I should let her go, but her hands are still resting flat against my shirt, her body pressed too close to ignore as this thing between us starts to pulse and pull. There are reasons this is a bad idea… but in this minute, I can’t think of a single one.

In this minute, it feels like there’s something drawing us in, closer.

Closer.

Until a breath is the only barrier between my mouth and hers. Every muscle in my body is tensed, straining with the effort of holding myself back from finally, finally knowing the sweet give of her lips, the taste of her.

I want it.

I want her.

But if she doesn’t want this too—

Her hands slip higher, one easing over my shoulder and the other around to the back of my neck in a move that’s tentative and sweet and definitely not a no.

I stop fighting.

I give in to the need for that single taste, my mouth covering hers in a soft press. It’s the barest rub, a lingering contact I feel through every fucking inch of my body.

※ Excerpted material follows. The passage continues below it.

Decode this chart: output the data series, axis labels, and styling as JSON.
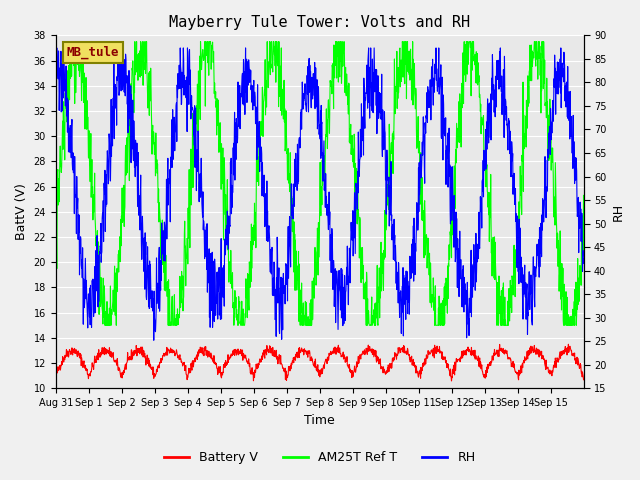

I draw back, my heart pounding like I’ve just come off the ice instead of engaging in one of the tamest, most potent kisses of my life.

Our eyes meet and, Christ, it’s right there. Everything she never lets me see. Everything I want.

We collide, our mouths coming together in a hard crush. Nothing tentative, nothing gentle. It’s like a flash flame, burning past reason before it even has a chance to take voice.

Her hands are fisting in my shirt, my hair. Her body pressing into mine and bowing back as I devour her mouth.